Освоившись с новой для нее ролью императрицы, Анна убедилась в прочности своего положения и все больше и больше уклонялась от государственных обязанностей.
— Государыня у нас дура и резолюции от нее никакой не добьешься, и ныне у нас герцог что захочет, то и делает, — откровенничал в узком кругу вошедший в силу Артемий Волынский.
Дошло до того, что Анна издала указ, по которому подпись трех кабинет-министров приравнивалась к подписи ее, императрицы.
Вошел в силу Бирон и творил что и как хотел. «Герцог и герцогиня Курляндские... пользуются таким фавором, что от их сумрачного взгляда или улыбки зависит как счастье, так и бедствие целой империи, т. е. настолько, насколько зависит первое от благосклонности, а второе от немилости, — сообщала свои впечатления в Лондон леди Рондо. — Здесь, впрочем, так мало людей, которые не могли бы подвергнуться немилости, что весь народ находится в их, т. е. Биронов, власти. Герцог очень тщеславен и вспыльчив... часто чувствует к одному и тому же лицу такое же отвращение, как чувствовал прежде расположение, он не умеет скрывать этого чувства и высказывает его самым оскорбительным образом... Он имеет предубеждение против русских и выражает это перед самыми знатными из них так явно, что когда-нибудь это сделается причиною его гибели».
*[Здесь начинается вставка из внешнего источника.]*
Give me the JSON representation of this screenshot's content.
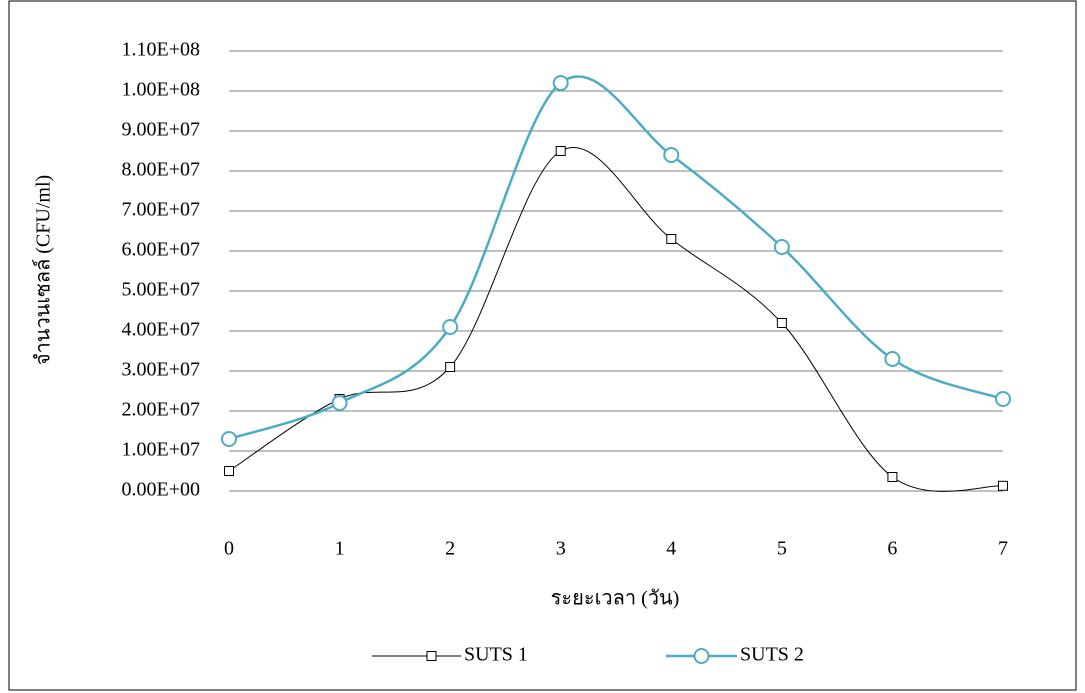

Между делом услужливые царедворцы нашептывали Анне, что настала пора свести прошлые счеты. Давно затаила она неприязнь к Дмитрию Голицыну, одному из «верховников». Нашелся повод, и князь сам «подставился» по незначительному случаю. Ему перевалило за семьдесят лет. Анна лично творила «вышний суд», который приговорил престарелого князя к смертной казни. И на этот раз императрица смилостивилась: «И хотя он, князь Дмитрий, смертной казни и достоин, однако ж мы, наше императорское величество, по высочайшему нашему милосердию, казнить его, князя Дмитрия, не указали, а вместо смертной казни послать его в ссылку в Шлиссельбург и содержать под крепким караулом».
На какое-то время страсти вокруг трона в Петербурге улеглись, недовольные вельможи внешне поутихли, и первый кабинет-министр Остерман решил испытать фортуну на южных рубежах.
Слава Богу, что правительница России не обращала внимания на внешние дела и не мешала проводить свою линию Андрею Остерману. А планы обрусевший вестфалец, протеже Великого Петра, задумал обширные: мало того, чтобы осуществить несбывшиеся мечты своего покровителя, где-то в тайниках души он мечтал и превзойти его в завоеваний выхода в Черное море.
Едва утихомирились поляки, Остерман призвал двух президентов Военной и Адмиралтейств-коллегии. Помнил и чтил заветы преобразователя России — о двух руках потентата. В какой-то мере облеченный большой властью, не страдавший пороками алчности, подобно Бирону, первый кабинет-министр чувствовал себя вольготно и действовал без помех, когда судьбы державы решались в сражениях дипломатических и военных.
Только что получил он обнадеживающее донесение из Константинополя от посланника Алексея Вешнякова: «Страх перед турками держится одним преданием. Теперь турки совершенно другие, чем были прежде. Все как будто предчувствуют конец своей беззаконной власти, и да сподобит всевышний Ваше величество ее искоренить».
Поэтому и разговор с Минихом и Головиным Остерман начал с главного:
— Нынче хан Каплан-Гирей, набегая в Кабарду, вторгся в наши земли и разорил их, тем повод нам выдал войска наши в Крым двинуть.
Слушая кабинет-министра, Миних довольно потирал подбородок.
— Видимо, войну Турции объявим? — Миних давно лелеял задумку, где бы после успеха под Данцигом применить свои познания.
— Не угадал, фельдмаршал, — буркнул Остерман и положил руку на карту. — Осенью направишь корпус генерала Леонтьева в Крым, войну османам объявлять не станем. Крымцев, мол, наказываем. Но сие токмо прелюдия.
Остерман выжидающе помолчал, оглядывая собеседника.
— Ранней весной двинемся в Крым всей силой с двух сторон. По Днепру и Донцу начнем с Азова, ключ от моря. Всюду без морской силы не обойтись.
Остерман перевел взгляд на Головина.
— Тебе ведомо, Змаевич на Дону изготовил пушечных прамов полсотни и галер столько же. В Брянске для подмоги на Днепре и у моря, на верфях замешкались. Надобно там теребить Дмитриева.
Остерман, как всегда казалось, непроницаемо хранил безразличие на лице, но все же едва заметно улыбнулся краешком губ, сказал:
— Начнем штурм Азова, тогда и войну объявим Порте. А там, с божьей помощью, и Черное море у басурман отвоюем.